MORETON BAY, AUSTRALIA -- The fireweed began each spring as tufts of hairy growth and spread across the seafloor fast enough to cover a football field in an hour. When fishermen touched it, their skin broke out in searing welts. Their lips blistered and peeled. Their eyes burned and swelled shut. Water that splashed from their nets spread the inflammation to their legs and torsos. "It comes up like little boils," said Randolph Van Dyk, a fisherman whose powerful legs are pocked with scars. "At nighttime, you can feel them burning. I tried everything to get rid of them. Nothing worked." [...]

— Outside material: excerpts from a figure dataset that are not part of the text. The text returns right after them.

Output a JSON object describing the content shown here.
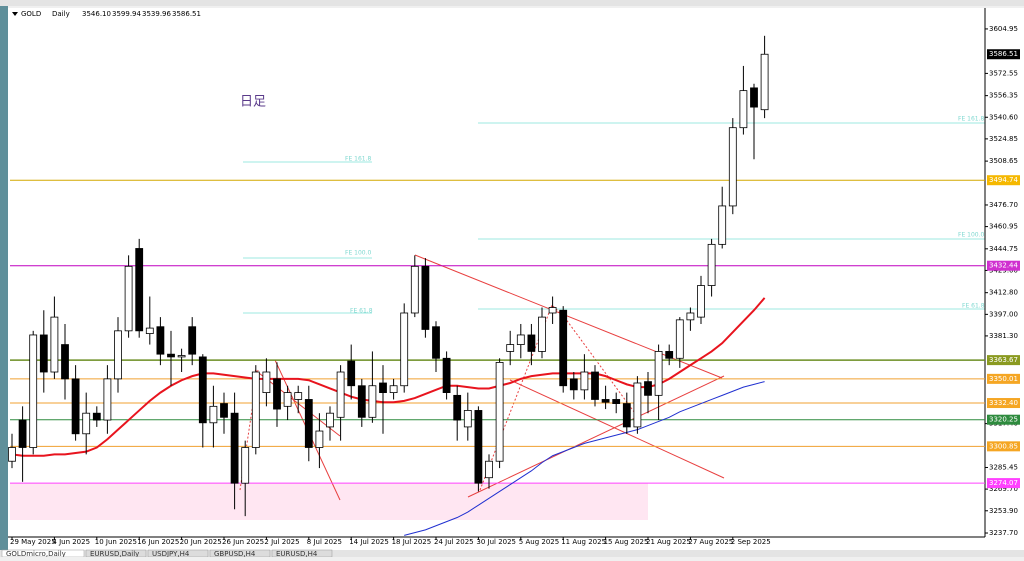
{
  "chart_data": {
    "type": "candlestick",
    "symbol": "GOLD",
    "period": "Daily",
    "ohlc_labels": [
      "3546.10",
      "3599.94",
      "3539.96",
      "3586.51"
    ],
    "annotation": "日足",
    "digits": 2,
    "ylim": [
      3234.8,
      3620.2
    ],
    "yticks": [
      3604.95,
      3572.55,
      3556.35,
      {
        "value": 3540.6,
        "label": "3540.60"
      },
      3524.85,
      3508.65,
      {
        "value": 3476.7,
        "label": "3476.70"
      },
      3460.95,
      3444.75,
      {
        "value": 3429,
        "label": "3429.00"
      },
      {
        "value": 3412.8,
        "label": "3412.80"
      },
      {
        "value": 3397,
        "label": "3397.00"
      },
      {
        "value": 3381.3,
        "label": "3381.30"
      },
      {
        "value": 3317.4,
        "label": "3317.40"
      },
      3285.45,
      {
        "value": 3269.7,
        "label": "3269.70"
      },
      {
        "value": 3253.9,
        "label": "3253.90"
      },
      {
        "value": 3237.7,
        "label": "3237.70"
      }
    ],
    "categories": [
      "29 May 2025",
      null,
      null,
      null,
      "4 Jun 2025",
      null,
      null,
      null,
      "10 Jun 2025",
      null,
      null,
      null,
      "16 Jun 2025",
      null,
      null,
      null,
      "20 Jun 2025",
      null,
      null,
      null,
      "26 Jun 2025",
      null,
      null,
      null,
      "2 Jul 2025",
      null,
      null,
      null,
      "8 Jul 2025",
      null,
      null,
      null,
      "14 Jul 2025",
      null,
      null,
      null,
      "18 Jul 2025",
      null,
      null,
      null,
      "24 Jul 2025",
      null,
      null,
      null,
      "30 Jul 2025",
      null,
      null,
      null,
      "5 Aug 2025",
      null,
      null,
      null,
      "11 Aug 2025",
      null,
      null,
      null,
      "15 Aug 2025",
      null,
      null,
      null,
      "21 Aug 2025",
      null,
      null,
      null,
      "27 Aug 2025",
      null,
      null,
      null,
      "2 Sep 2025",
      null,
      null,
      null
    ],
    "ohlc": [
      [
        3290,
        3310,
        3285,
        3300
      ],
      [
        3320,
        3330,
        3275,
        3300
      ],
      [
        3300,
        3385,
        3295,
        3382
      ],
      [
        3382,
        3400,
        3340,
        3355
      ],
      [
        3355,
        3410,
        3350,
        3395
      ],
      [
        3375,
        3390,
        3335,
        3350
      ],
      [
        3350,
        3360,
        3305,
        3310
      ],
      [
        3310,
        3340,
        3295,
        3325
      ],
      [
        3325,
        3330,
        3315,
        3320
      ],
      [
        3320,
        3360,
        3310,
        3350
      ],
      [
        3350,
        3395,
        3340,
        3385
      ],
      [
        3385,
        3440,
        3380,
        3432
      ],
      [
        3445,
        3452,
        3380,
        3385
      ],
      [
        3383,
        3410,
        3375,
        3387
      ],
      [
        3388,
        3395,
        3360,
        3368
      ],
      [
        3368,
        3385,
        3345,
        3366
      ],
      [
        3366,
        3372,
        3355,
        3367
      ],
      [
        3388,
        3395,
        3360,
        3368
      ],
      [
        3366,
        3368,
        3300,
        3318
      ],
      [
        3318,
        3345,
        3300,
        3330
      ],
      [
        3332,
        3340,
        3310,
        3322
      ],
      [
        3325,
        3340,
        3255,
        3274
      ],
      [
        3274,
        3305,
        3250,
        3300
      ],
      [
        3300,
        3360,
        3295,
        3355
      ],
      [
        3340,
        3365,
        3330,
        3355
      ],
      [
        3350,
        3362,
        3315,
        3328
      ],
      [
        3330,
        3345,
        3320,
        3340
      ],
      [
        3335,
        3345,
        3325,
        3340
      ],
      [
        3335,
        3345,
        3290,
        3300
      ],
      [
        3300,
        3325,
        3285,
        3312
      ],
      [
        3315,
        3330,
        3305,
        3325
      ],
      [
        3322,
        3360,
        3305,
        3355
      ],
      [
        3363,
        3375,
        3335,
        3345
      ],
      [
        3345,
        3350,
        3315,
        3322
      ],
      [
        3322,
        3370,
        3318,
        3345
      ],
      [
        3347,
        3360,
        3310,
        3340
      ],
      [
        3340,
        3350,
        3335,
        3345
      ],
      [
        3345,
        3405,
        3340,
        3398
      ],
      [
        3398,
        3440,
        3395,
        3432
      ],
      [
        3432,
        3438,
        3380,
        3386
      ],
      [
        3388,
        3392,
        3355,
        3365
      ],
      [
        3365,
        3370,
        3335,
        3340
      ],
      [
        3338,
        3345,
        3305,
        3320
      ],
      [
        3315,
        3340,
        3305,
        3327
      ],
      [
        3327,
        3330,
        3268,
        3274
      ],
      [
        3278,
        3295,
        3270,
        3290
      ],
      [
        3290,
        3365,
        3285,
        3362
      ],
      [
        3370,
        3385,
        3360,
        3375
      ],
      [
        3375,
        3390,
        3365,
        3382
      ],
      [
        3382,
        3390,
        3360,
        3370
      ],
      [
        3370,
        3402,
        3365,
        3395
      ],
      [
        3398,
        3410,
        3390,
        3402
      ],
      [
        3400,
        3403,
        3340,
        3345
      ],
      [
        3350,
        3355,
        3335,
        3342
      ],
      [
        3342,
        3368,
        3335,
        3355
      ],
      [
        3355,
        3360,
        3330,
        3335
      ],
      [
        3335,
        3345,
        3328,
        3333
      ],
      [
        3335,
        3340,
        3325,
        3332
      ],
      [
        3332,
        3340,
        3310,
        3315
      ],
      [
        3315,
        3352,
        3310,
        3347
      ],
      [
        3348,
        3355,
        3325,
        3338
      ],
      [
        3338,
        3375,
        3320,
        3370
      ],
      [
        3370,
        3375,
        3360,
        3365
      ],
      [
        3365,
        3395,
        3358,
        3393
      ],
      [
        3393,
        3402,
        3385,
        3398
      ],
      [
        3395,
        3425,
        3390,
        3418
      ],
      [
        3418,
        3452,
        3410,
        3448
      ],
      [
        3448,
        3490,
        3445,
        3476
      ],
      [
        3476,
        3540,
        3470,
        3533
      ],
      [
        3533,
        3578,
        3528,
        3560
      ],
      [
        3562,
        3565,
        3510,
        3548
      ],
      [
        3546.1,
        3599.94,
        3539.96,
        3586.51
      ]
    ],
    "up_color": "#ffffff",
    "down_color": "#000000",
    "series": [
      {
        "color": "#e8141e",
        "values": [
          3295,
          3294,
          3294,
          3294,
          3295,
          3295,
          3296,
          3297,
          3300,
          3306,
          3313,
          3320,
          3327,
          3334,
          3340,
          3345,
          3349,
          3352,
          3354,
          3354,
          3353,
          3352,
          3351,
          3350,
          3350,
          3350,
          3350,
          3350,
          3349,
          3346,
          3343,
          3340,
          3337,
          3335,
          3334,
          3333,
          3333,
          3334,
          3336,
          3339,
          3342,
          3345,
          3345,
          3344,
          3343,
          3343,
          3345,
          3347,
          3350,
          3352,
          3353,
          3354,
          3354,
          3354,
          3354,
          3354,
          3352,
          3349,
          3346,
          3344,
          3344,
          3346,
          3350,
          3355,
          3360,
          3365,
          3370,
          3376,
          3384,
          3392,
          3400,
          3409
        ]
      },
      {
        "color": "#2030d0",
        "values": [
          null,
          null,
          null,
          null,
          null,
          null,
          null,
          null,
          null,
          null,
          null,
          null,
          null,
          null,
          null,
          null,
          null,
          null,
          null,
          null,
          null,
          null,
          null,
          null,
          null,
          null,
          null,
          null,
          null,
          null,
          null,
          null,
          null,
          null,
          null,
          null,
          null,
          3236,
          3238,
          3240,
          3243,
          3246,
          3249,
          3253,
          3258,
          3263,
          3268,
          3273,
          3278,
          3283,
          3289,
          3294,
          3297,
          3300,
          3303,
          3305,
          3307,
          3309,
          3311,
          3313,
          3316,
          3319,
          3322,
          3326,
          3329,
          3332,
          3335,
          3338,
          3341,
          3344,
          3346,
          3348
        ]
      }
    ],
    "levels": [
      {
        "value": 3494.74,
        "color": "#d4a800",
        "label_color": "#f5b800",
        "text_color": "#ffffff"
      },
      {
        "value": 3432.44,
        "color": "#c000c0",
        "label_color": "#d030d0",
        "text_color": "#ffffff"
      },
      {
        "value": 3363.67,
        "color": "#6b8e23",
        "label_color": "#8a9a20",
        "text_color": "#ffffff"
      },
      {
        "value": 3350.01,
        "color": "#f0a030",
        "label_color": "#f5a623",
        "text_color": "#ffffff"
      },
      {
        "value": 3332.4,
        "color": "#f0a030",
        "label_color": "#f5a623",
        "text_color": "#ffffff",
        "label": "3332.40"
      },
      {
        "value": 3320.25,
        "color": "#2e8b3e",
        "label_color": "#2e8b3e",
        "text_color": "#ffffff"
      },
      {
        "value": 3300.85,
        "color": "#f0a030",
        "label_color": "#f5a623",
        "text_color": "#ffffff"
      },
      {
        "value": 3274.07,
        "color": "#ff40ff",
        "label_color": "#ff40ff",
        "text_color": "#ffffff"
      }
    ],
    "fib_labels": [
      "FE 161.8",
      "FE 100.0",
      "FE 61.8",
      "FE 161.8",
      "FE 100.0",
      "FE 61.8"
    ],
    "tabs": [
      "GOLDmicro,Daily",
      "EURUSD,Daily",
      "USDJPY,H4",
      "GBPUSD,H4",
      "EURUSD,H4"
    ]
  }
}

Off the coast of Sweden each summer, blooms of cyanobacteria turn the Baltic Sea into a stinking, yellow-brown slush that locals call "rhubarb soup." Dead fish bob in the surf. If people get too close, their eyes burn and they have trouble breathing.
On the southern coast of Maui in the Hawaiian Islands, high tide leaves piles of green-brown algae that smell so foul condominium owners have hired a tractor driver to scrape them off the beach every morning.
North of Venice, Italy, a sticky mixture of algae and bacteria collects on the Adriatic Sea in spring and summer. This white mucus washes ashore, fouling beaches, or congeals into submerged blobs, some bigger than a person.
Along the Spanish coast, jellyfish swarm so thick that nets are strung to protect swimmers from their sting.
"We're pushing the oceans back to the dawn of evolution," Jackson said, "a half-billion years ago when the oceans were ruled by jellyfish and bacteria."